DESE data shows New Bedford Schools over-disciplining children of color

We know that in the Commonwealth of Massachusetts neither the schools nor the police are collecting adequate data on school-based offenses. This is not to single-out New Bedford. It reflects a state-wide, if not a national, lack of interest in tracking at-risk youth.

Many types of data describing the process of a child moving through the juvenile justice system — from schools, the Department of Elementary and Secondary Education (DESE), police, district attorneys, courts, probation, the Department of Youth Services, federal DOE and DOJ mandated data — must be analyzed in order to answer two critical questions about School Resource Officers: (1) does the presence of armed police in schools actually deter violence and mass shootings? and (2) is there a risk to children, particularly children of color, of disproportionate discipline and their early introduction into the criminal justice system?

However, there is some data, and we need to look at it. In January the NAACP New Bedford branch hosted a community discussion of SROs and juvenile justice. One of the invited organizations looked at data which school collect and turn over to DESE. Citizens for Juvenile Justice (CFJJ) obtained DESE data on school discipline in Massachusetts Gateway Cities. Aggregated data is published on the DESE site and there it is possible to look at specific infractions by school or by district. For example, you can find the New Bedford schools here:

From this data we find that in 2018-2019, out of 13,811 students in the entire district, 35 were disciplined for weapons (types unspecified), 69 for threats to other students, zero for sexual assault, 70 for fighting, 508 for battery (which includes any form of contact such as shoving or spitting), 65 for illegal substances, zero for felonies, and 5 for bullying.

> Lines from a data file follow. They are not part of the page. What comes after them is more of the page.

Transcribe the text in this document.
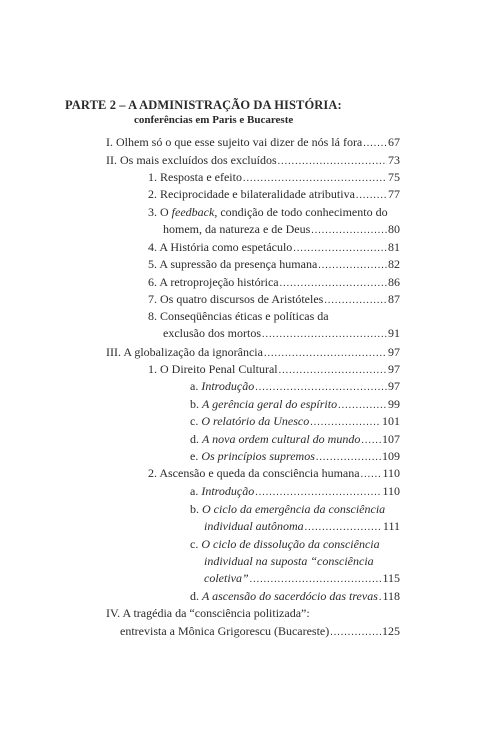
PARTE 2 – A ADMINISTRAÇÃO DA HISTÓRIA:
conferências em Paris e Bucareste
I. Olhem só o que esse sujeito vai dizer de nós lá fora ..... 67
II. Os mais excluídos dos excluídos .....	73
1. Resposta e efeito .....	75
2. Reciprocidade e bilateralidade atributiva .....	77
3. O feedback, condição de todo conhecimento do
homem, da natureza e de Deus .....	80
4. A História como espetáculo .....	81
5. A supressão da presença humana .....	82
6. A retroprojeção histórica .....	86
7. Os quatro discursos de Aristóteles .....	87
8. Conseqüências éticas e políticas da
exclusão dos mortos .....	91
III. A globalização da ignorância .....	97
1. O Direito Penal Cultural .....	97
a. Introdução .....	97
b. A gerência geral do espírito .....	99
c. O relatório da Unesco .....	101
d. A nova ordem cultural do mundo ..... 107
e. Os princípios supremos .....	109
2. Ascensão e queda da consciência humana ..... 110
a. Introdução .....	110
b. O ciclo da emergência da consciência
individual autônoma .....	111
c. O ciclo de dissolução da consciência
individual na suposta “consciência
coletiva” .....	115
d. A ascensão do sacerdócio das trevas ..... 118
IV. A tragédia da “consciência politizada”:
entrevista a Mônica Grigorescu (Bucareste) .....	125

But the New Bedford Public Schools already knows this. It’s their data.

The relative absence of violent crime in these numbers suggests that SROs are either unnecessary or are preventing serious crimes currently not being documented. Without data or specifics it is impossible to know which is the case. As the Justice Policy Institute has documented, schools have disciplined and expelled children just for chewing a Pop-Tart into the shape of a gun. To determine if armed police are actually needed in the New Bedford schools, a better analysis of disciplinary cases, then, is necessary to determine which cases actually rose to the level of a crime.

CFJJ obtained the raw data behind the DESE numbers in order to look at discipline by race, gender, disability, economic status, and language.

Using this data CFJJ prepared a statistical analysis for each Gateway City. The New Bedford analysis was one of them. CFJJ looked at overall discipline by race, discipline for students with a disability, students economically disadvantaged, and students whose first language is not English.

The NAACP New Bedford branch obtained CFJF’s DESE data extract. You can download it here. It was possible to reproduce CFJJ’s results and also to crunch the data in additional ways. For example, we can view high school and middle school discipline with greater granularity, and by school. You can download an extract for the New Bedford schools here.

The DESE-supplied data relies on Excel Autofilters, which anyone familiar with the software should be able to apply.

Then, using Excel’s charts, visual representations of the data can be produced:

While CFJJ’s Gateway City report looked at discipline by the percentage of, for example, Black students over all students disciplined, it is also possible to look at the percentage of Black students disciplined over only Black students. We found that, within each racial group, Black males were always the statistically most likely to be disciplined — reflecting what national research already shows — even when they represented a smaller proportion of total disciplinary cases.

For example, the chart above for Roosevelt Middle School shows that almost one out of three Black males were disciplined while only one out of five white males were. In fact, the discriminatory over-discipline of Black males is a feature throughout all New Bedford non-elementary schools and also at Greater New Bedford Voc-Tech, whose numbers we also obtained.

Similar analyses can be done for non-English-speakers, students with disabilities, and those living in poverty. As both the ACLU and the American Bar Association point out, students of color with disabilities are especially likely to be injected into the school-to-prison pipeline.

The Sentencing Project recently released a report on racial disparities in youth incarceration in the United States. Guess which state had the 9th worst disparity in Black youth incarceration? Massachusetts. And guess which state was Number One in incarceration disparities for Latino children? Massachusetts. And this follows significant 2018 juvenile justice reforms.

So why is all this important? Because SROs are frequently asked to handle disciplinary matters that have nothing to do with crimes, and the DESE data CFJJ has published shows that school officials who may ask SROs to intercede are more likely to discipline children of color.

Until the New Bedford Public Schools can prove that the benefits outweigh the risks, we call on Superintendent Anderson to suspend, immediately, their SRO program with the New Bedford Police.